В эту минуту с Орианой поздоровался длинноволосый баварский музыкант, которому покровительствовала принцесса Германтская. Ориана поклонилась ему, а герцог, в бешенстве от того, что его жена здоровается с незнакомым ему человеком, у которого странная внешность и, как полагал герцог, очень скверная репутация, посмотрел на жену вопрошающе– грозно, будто хотел сказать: «Это еще что за пещерный человек?» Для бедной герцогини Германтской положение создалось критическое, и если бы в душе у музыканта нашлась хоть капля жалости к супруге-страдалице, он бы удалился немедленно. Но то ли он был не в силах стерпеть оскорбление, нанесенное ему публично, при его старинных друзьях из круга герцога, присутствие которых отчасти, быть может, оправдывало его молчаливый поклон, и ему хотелось показать, что он имел право поздороваться с герцогиней Германтской как со своей знакомой, то ли он находился под неосознанным и необоримым влиянием своего промаха, который понуждал его – именно тогда, когда следовало бы довериться разуму – соблюсти все правила светского обхождения, но только музыкант еще ближе подошел к герцогине Германтской и сказал: «Ваша светлость!
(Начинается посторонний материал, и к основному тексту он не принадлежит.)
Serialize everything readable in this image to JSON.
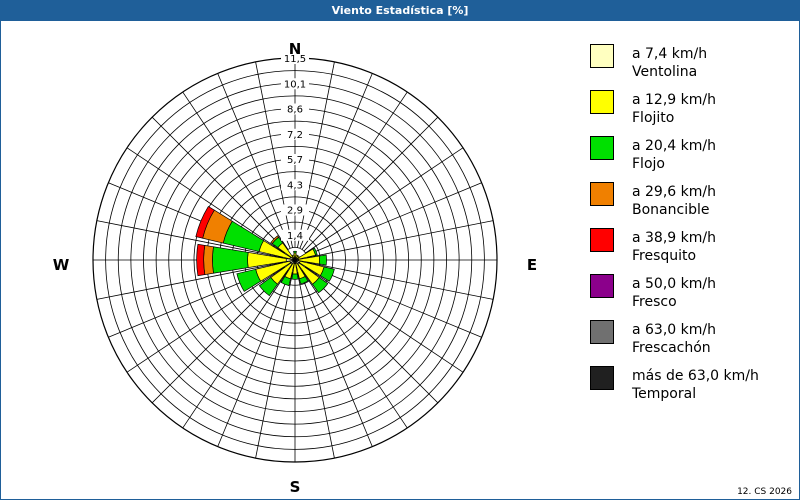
{
  "window": {
    "title": "Viento Estadística [%]"
  },
  "footer": {
    "text": "12. CS 2026"
  },
  "colors": {
    "title_bg": "#1f5f99",
    "bins": [
      "#ffffc0",
      "#ffff00",
      "#00e000",
      "#f08000",
      "#ff0000",
      "#8b008b",
      "#707070",
      "#202020"
    ]
  },
  "chart_data": {
    "type": "polar-bar",
    "title": "Viento Estadística [%]",
    "directions": [
      "N",
      "NNE",
      "NE",
      "ENE",
      "E",
      "ESE",
      "SE",
      "SSE",
      "S",
      "SSW",
      "SW",
      "WSW",
      "W",
      "WNW",
      "NW",
      "NNW"
    ],
    "cardinal_labels": {
      "N": "N",
      "E": "E",
      "S": "S",
      "W": "W"
    },
    "radial_ticks": [
      "1,4",
      "2,9",
      "4,3",
      "5,7",
      "7,2",
      "8,6",
      "10,1",
      "11,5"
    ],
    "rmax": 11.5,
    "stacking": "cumulative",
    "series": [
      {
        "name": "a 7,4 km/h Ventolina",
        "values": [
          0.1,
          0.1,
          0.1,
          0.2,
          0.2,
          0.3,
          0.3,
          0.2,
          0.2,
          0.2,
          0.3,
          0.3,
          0.5,
          0.3,
          0.2,
          0.1
        ]
      },
      {
        "name": "a 12,9 km/h Flojito",
        "values": [
          0.3,
          0.2,
          0.2,
          1.0,
          1.2,
          1.4,
          1.4,
          0.9,
          0.6,
          0.9,
          1.4,
          2.0,
          2.2,
          1.8,
          1.0,
          0.2
        ]
      },
      {
        "name": "a 20,4 km/h Flojo",
        "values": [
          0.1,
          0.0,
          0.0,
          0.1,
          0.4,
          0.6,
          0.6,
          0.3,
          0.3,
          0.4,
          0.8,
          1.1,
          2.0,
          2.1,
          0.4,
          0.0
        ]
      },
      {
        "name": "a 29,6 km/h Bonancible",
        "values": [
          0.0,
          0.0,
          0.0,
          0.0,
          0.0,
          0.0,
          0.0,
          0.0,
          0.0,
          0.0,
          0.0,
          0.0,
          0.5,
          1.2,
          0.1,
          0.0
        ]
      },
      {
        "name": "a 38,9 km/h Fresquito",
        "values": [
          0.0,
          0.0,
          0.0,
          0.0,
          0.0,
          0.0,
          0.0,
          0.0,
          0.0,
          0.0,
          0.0,
          0.0,
          0.4,
          0.4,
          0.0,
          0.0
        ]
      },
      {
        "name": "a 50,0 km/h Fresco",
        "values": [
          0,
          0,
          0,
          0,
          0,
          0,
          0,
          0,
          0,
          0,
          0,
          0,
          0,
          0,
          0,
          0
        ]
      },
      {
        "name": "a 63,0 km/h Frescachón",
        "values": [
          0,
          0,
          0,
          0,
          0,
          0,
          0,
          0,
          0,
          0,
          0,
          0,
          0,
          0,
          0,
          0
        ]
      },
      {
        "name": "más de 63,0 km/h Temporal",
        "values": [
          0,
          0,
          0,
          0,
          0,
          0,
          0,
          0,
          0,
          0,
          0,
          0,
          0,
          0,
          0,
          0
        ]
      }
    ],
    "grid": true,
    "legend_position": "right"
  },
  "legend": {
    "items": [
      {
        "range": "a 7,4 km/h",
        "name": "Ventolina"
      },
      {
        "range": "a 12,9 km/h",
        "name": "Flojito"
      },
      {
        "range": "a 20,4 km/h",
        "name": "Flojo"
      },
      {
        "range": "a 29,6 km/h",
        "name": "Bonancible"
      },
      {
        "range": "a 38,9 km/h",
        "name": "Fresquito"
      },
      {
        "range": "a 50,0 km/h",
        "name": "Fresco"
      },
      {
        "range": "a 63,0 km/h",
        "name": "Frescachón"
      },
      {
        "range": "más de 63,0 km/h",
        "name": "Temporal"
      }
    ]
  }
}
Я хочу просить вас оказать мне честь – представить меня герцогу». Герцогиня Германтская была в полном отчаянии. Но в конце концов, хотя герцог ей изменял, все-таки она была герцогиня Германтская, и ни у кого не должно было возникать подозрений, что у нее отнято право представлять мужу своих знакомых. «Базен! – сказала она. – Позвольте вам представить господина д'Эрвека».
– Я вас не спрашиваю, будете ли вы завтра у маркизы де Сент-Эверт, – чтобы рассеять неприятное впечатление, произведенное неуместной просьбой д'Эрвека, заговорил с герцогиней Германтской полковник де Фробервиль. – Там будет весь Париж.
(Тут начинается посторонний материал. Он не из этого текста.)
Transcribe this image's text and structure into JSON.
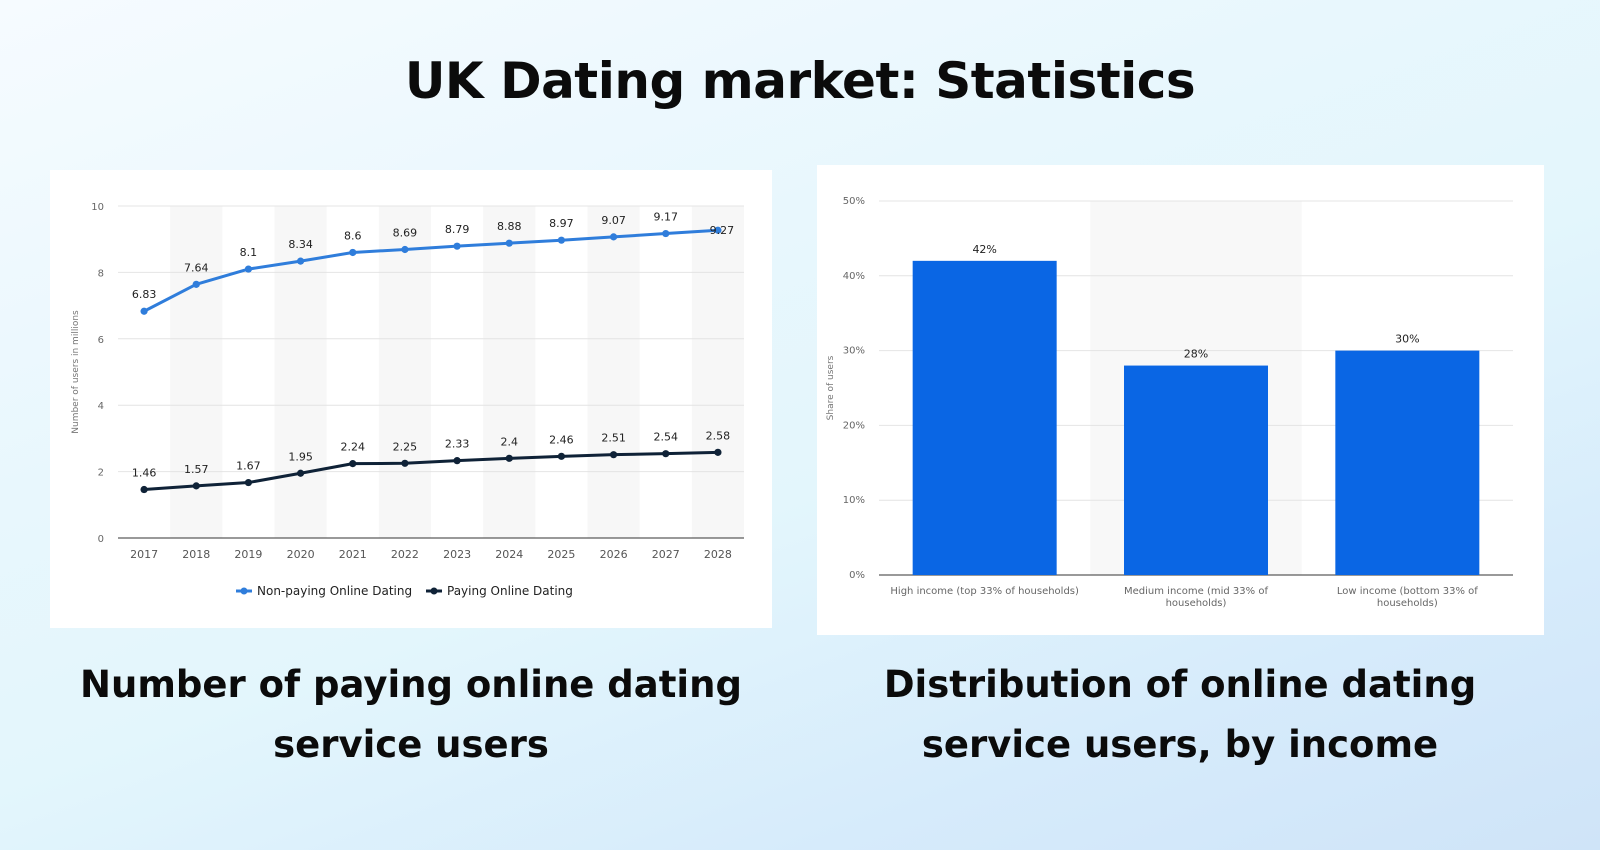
{
  "title": "UK Dating market: Statistics",
  "captions": {
    "left_line1": "Number of paying online dating",
    "left_line2": "service users",
    "right_line1": "Distribution of online dating",
    "right_line2": "service users, by income"
  },
  "chart_data": [
    {
      "type": "line",
      "categories": [
        "2017",
        "2018",
        "2019",
        "2020",
        "2021",
        "2022",
        "2023",
        "2024",
        "2025",
        "2026",
        "2027",
        "2028"
      ],
      "series": [
        {
          "name": "Non-paying Online Dating",
          "color": "#2f7ddb",
          "values": [
            6.83,
            7.64,
            8.1,
            8.34,
            8.6,
            8.69,
            8.79,
            8.88,
            8.97,
            9.07,
            9.17,
            9.27
          ]
        },
        {
          "name": "Paying Online Dating",
          "color": "#0f2237",
          "values": [
            1.46,
            1.57,
            1.67,
            1.95,
            2.24,
            2.25,
            2.33,
            2.4,
            2.46,
            2.51,
            2.54,
            2.58
          ]
        }
      ],
      "data_labels_nonpaying": [
        "6.83",
        "7.64",
        "8.1",
        "8.34",
        "8.6",
        "8.69",
        "8.79",
        "8.88",
        "8.97",
        "9.07",
        "9.17",
        "9.27"
      ],
      "data_labels_paying": [
        "1.46",
        "1.57",
        "1.67",
        "1.95",
        "2.24",
        "2.25",
        "2.33",
        "2.4",
        "2.46",
        "2.51",
        "2.54",
        "2.58"
      ],
      "ylabel": "Number of users in millions",
      "ylim": [
        0,
        10
      ],
      "yticks": [
        "0",
        "2",
        "4",
        "6",
        "8",
        "10"
      ],
      "legend": [
        "Non-paying Online Dating",
        "Paying Online Dating"
      ],
      "legend_position": "bottom",
      "grid": true
    },
    {
      "type": "bar",
      "categories": [
        "High income (top 33% of households)",
        "Medium income (mid 33% of households)",
        "Low income (bottom 33% of households)"
      ],
      "category_lines": [
        [
          "High income (top 33% of households)"
        ],
        [
          "Medium income (mid 33% of",
          "households)"
        ],
        [
          "Low income (bottom 33% of",
          "households)"
        ]
      ],
      "values": [
        42,
        28,
        30
      ],
      "data_labels": [
        "42%",
        "28%",
        "30%"
      ],
      "bar_color": "#0a66e4",
      "ylabel": "Share of users",
      "ylim": [
        0,
        50
      ],
      "yticks": [
        "0%",
        "10%",
        "20%",
        "30%",
        "40%",
        "50%"
      ],
      "grid": true
    }
  ]
}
Между тем, единым движением и всем телом повернувшись к нескромному музыканту и став к нему лицом, герцог Германтский, величественный, безмолвный, разгневанный, похожий на мечущего громы Юпитера, несколько секунд сохранял неподвижность, сверкая глазами, полными яростного удивления, со встопорщившимися волосами, точно вздыбившимися над кратером. Затем, словно под действием силы, принуждавшей его во что бы то ни стало оказать просимую любезность, всем своим устрашающим видом как бы призывая в свидетели присутствовавших, что он не знает баварского музыканта, заложив за спину руки в белых перчатках, он подался вперед и поклонился музыканту так низко, так внезапно, так стремительно, в этом его поклоне было столько изумления и столько злобы, что музыкант задрожал и, раскланиваясь, начал пятиться назад, чтобы не получить страшного удара головой в живот.
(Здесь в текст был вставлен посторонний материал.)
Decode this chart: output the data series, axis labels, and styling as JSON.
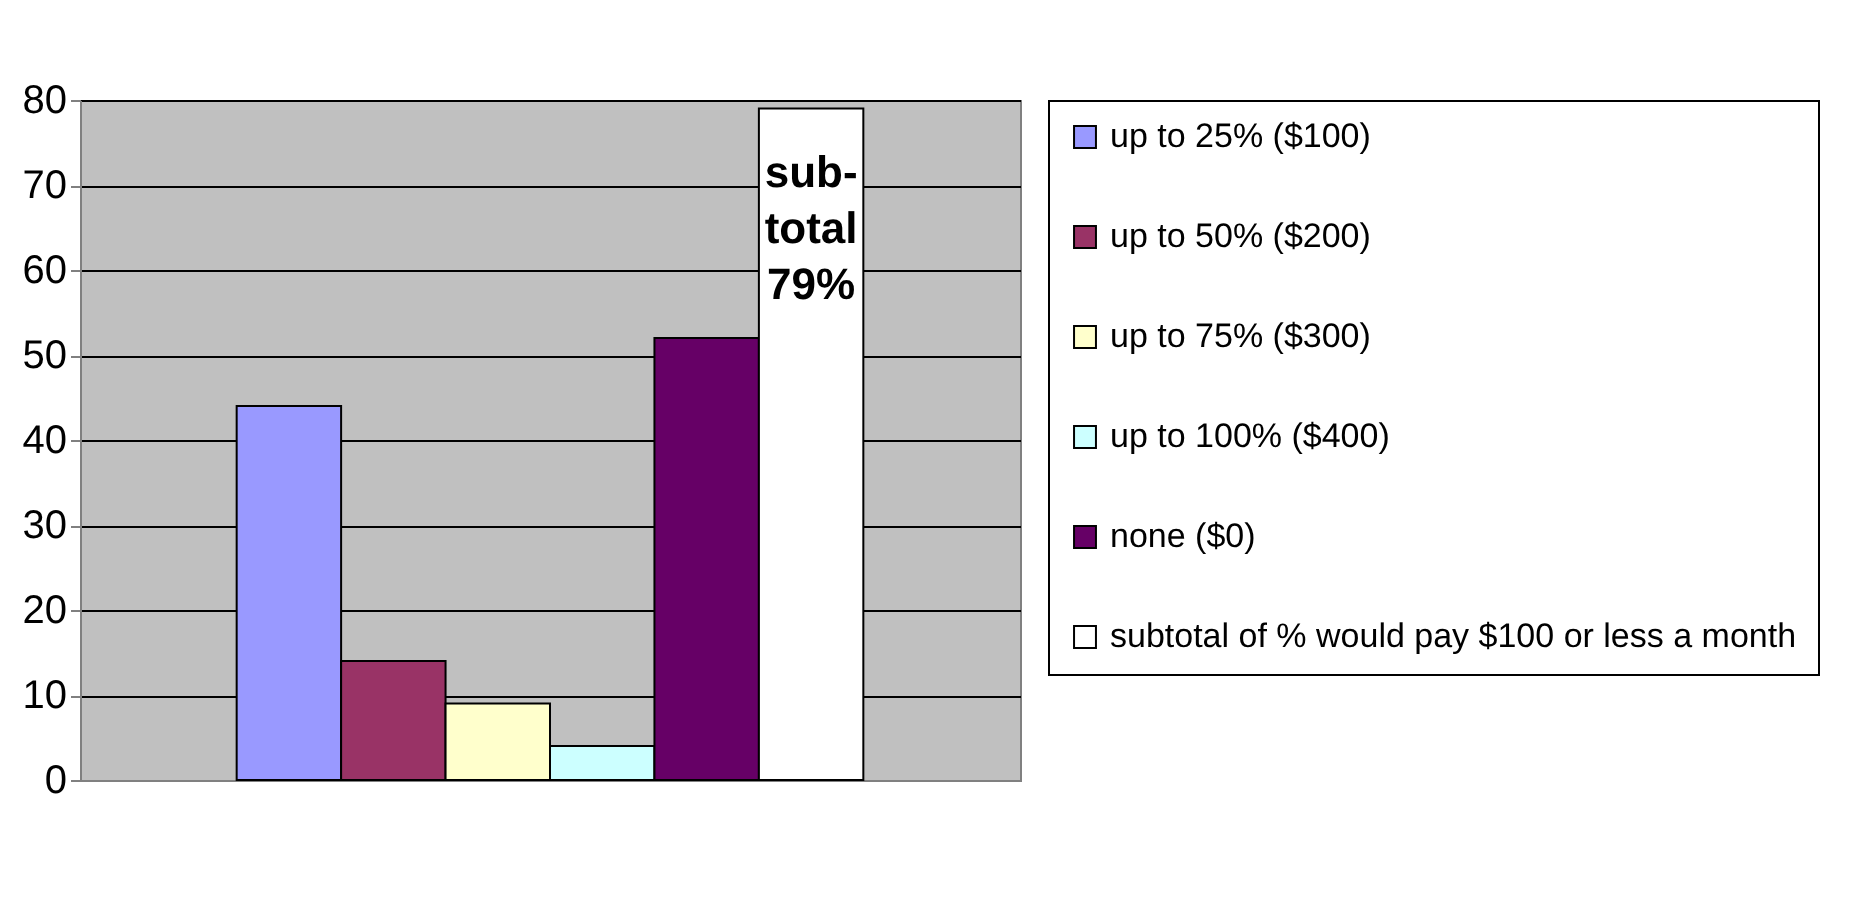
{
  "chart_data": {
    "type": "bar",
    "categories": [
      null
    ],
    "series": [
      {
        "name": "up to 25% ($100)",
        "color": "#9999ff",
        "values": [
          44
        ]
      },
      {
        "name": "up to 50% ($200)",
        "color": "#993366",
        "values": [
          14
        ]
      },
      {
        "name": "up to 75% ($300)",
        "color": "#ffffcc",
        "values": [
          9
        ]
      },
      {
        "name": "up to 100% ($400)",
        "color": "#ccffff",
        "values": [
          4
        ]
      },
      {
        "name": "none ($0)",
        "color": "#660066",
        "values": [
          52
        ]
      },
      {
        "name": "subtotal of % would pay $100 or less a month",
        "color": "#ffffff",
        "values": [
          79
        ]
      }
    ],
    "annotations": [
      "sub-\ntotal\n79%"
    ],
    "ylim": [
      0,
      80
    ],
    "yticks": [
      0,
      10,
      20,
      30,
      40,
      50,
      60,
      70,
      80
    ],
    "grid": "y",
    "legend": "right"
  }
}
– А меня не будет в Париже, – ответила полковнику де Фробервилю герцогиня. – Должна вам сказать (хотя мне и стыдно в этом признаваться), что я столько лет прожила на свете и так и не удосужилась посмотреть витражи в Монфор-л'Амори. Это позор, но это факт. И вот, чтобы меня нельзя уже было упрекнуть в преступном невежестве, я дала себе слово завтра туда съездить.
Граф де Бресте лукаво усмехнулся. Он, конечно, понял, что если уж герцогиня до сих пор не видела витражей в Монфор-л'Амори, то в этой поездке с эстетическими целями не могло быть никакой срочности и спешности, что она не была решена «сгоряча», и раз ее откладывали более двадцати пяти лет, то еще на двадцать четыре часа ее смело можно было отложить. Просто-напросто герцогиня задумала издать в излюбленной Германтами форме указ, объявляющий салон Сент-Эверт домом, где порядочным людям не место, что вас туда приглашают, чтобы потом украсить вашим именем отчет в «Голуа», что это дом, накладывающий печать высшего благородства на тех или, по крайней мере, на ту, – если она окажется в одиночестве, – кого там не будет. Для графа это была легкая забава с примесью поэтического наслаждения, испытываемого светскими людьми при виде того, как герцогиня Германтская совершает поступки, на которые они не могли решиться в силу занимаемого ими более низкого положения, но которые вызывали на их лицах улыбку привязанного к своей ниве землепашца, следящего за тем, как где-то там, вверху, проходят люди, свободные и счастливые, однако утонченное наслаждение, написанное на лице графа де Бресте, не имело ничего общего с безумным восторгом, мгновенно охватившим де Фробервиля, хотя он и пытался его сдержать.